Nos dias seguintes, sempre que voltava da caverna depois do meio dia, sempre encontrava escrito Lhaina, na areia. Do começo isso a assustava, depois a incomodara e agora a deixara furiosa, pois não sabia o que significava, mas a sua fúria estava abrandando e ela já estava aceitando o fato, como se fosse algo natural e diário como o nascer e o pôr dos sóis.

A água estava diminuindo cada vez mais, antes o que era uma pequena poça passou a ser apenas um pequeno buraco com algumas gotas de água juntas que mal enchiam um cantil. A moça de cabelos azuis como sempre chegou lá no meio dia e se espantou ao ver que a água tinha diminuído tanto em uma só noite logo, ela pensou, que se a água diminuísse tanto assim nessa noite amanhã não haveria nada lá a não ser terra seca.

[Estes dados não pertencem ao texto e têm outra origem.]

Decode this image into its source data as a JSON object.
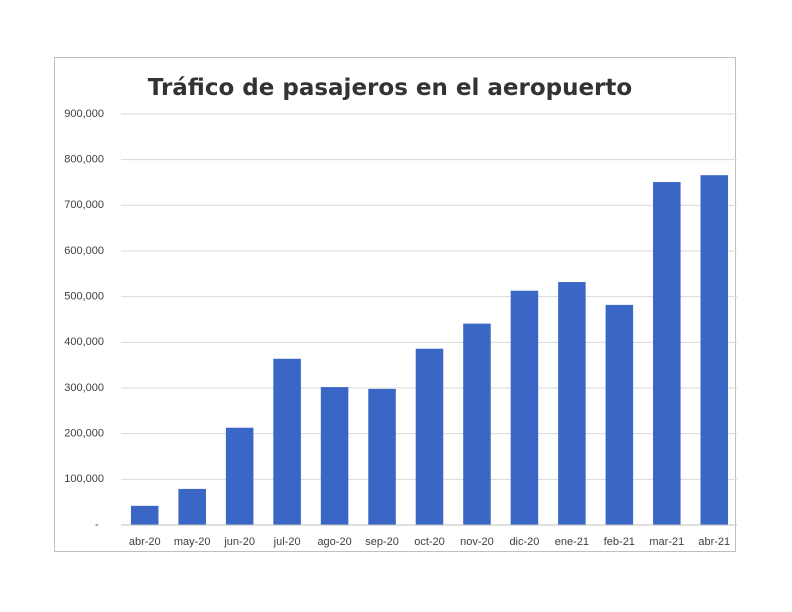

Ela se abaixou para tentar encher o seu cantil de couro, estava sentada ao lado da pouca água que ainda tinha, quando ouviu uma voz das sombras de um canto da caverna:

- amanhã não restará mais água.

A moça se assustou e pegou a sua faca olhando para as sombras forçando os seus olhos para ver a boca que falara, mas não via nada além das sombras. Ela tentou pegar a água o mais rápido que podia mais não dependia dela e sim da vertente que se recusava a colaborar. A voz agora pareceu falar de algum lugar mais próximo:

- Lóris, sabe o que deve fazer agora, não é?

Ela levantou se e saiu correndo, deixando o seu cantil para trás, saiu da caverna com a faca em suas mães e logo sentiu seus pés queimarem, a areia quente do meio dia pareciam brasas.

Lóris - pensou ela -fazia muito tempo que não ouvia o seu nome. Agüentou o máximo possível debaixo do sol escaldante e em cima da areia que cozinhava a sua carne, até não poder mais ficar ali, entrou novamente na caverna. Com receio andou para dentro para longe do calor e dos sois, chegou próximo da vertente e olhou para o seu cantil, lá deitado parecia um estranho animal morto, já um pouco inchado. Então com a faca ainda em punho ela ouviu:

- Lóris, sabia que voltaria, assim como sei que vai pensar a noite no que eu digo agora.

Ela não respondeu, era como se as palavras fugissem de sua mente, viu alguma coisa grande correr rapidamente entre as sombras. Pegou o seu cantil e ficou de frente para a porta de maneira que podia sair correndo caso algo aparecesse com intenções hostis.

- Lóris, vai partir e seguir pelo caminho que o vento fará essa noite para você...

Então ela tomada de medo e com as pernas vacilando, apertando ainda mais o cabo de sua faca perguntou:

- você é alma viva ou morta?

- eu não sou morto, mas já fui. Não sou vivo, mas já fui.

- se eu sair vou morrer...

- se você ficar vai morrer de sede.

Um barulho, como de largos passos pesados bateu contra as paredes da caverna ecoando como trovões, o coração de Lóris disparou assim como suas pernas e quando ela se deu conta estava fora da caverna. O meio dia já passara e o sol vermelho iluminava tudo, o vento vinha da direção do castelo de Mandros trazendo um estranho cheiro, um cheiro que lembrava algo á ela algo da infância embora não soubesse o que.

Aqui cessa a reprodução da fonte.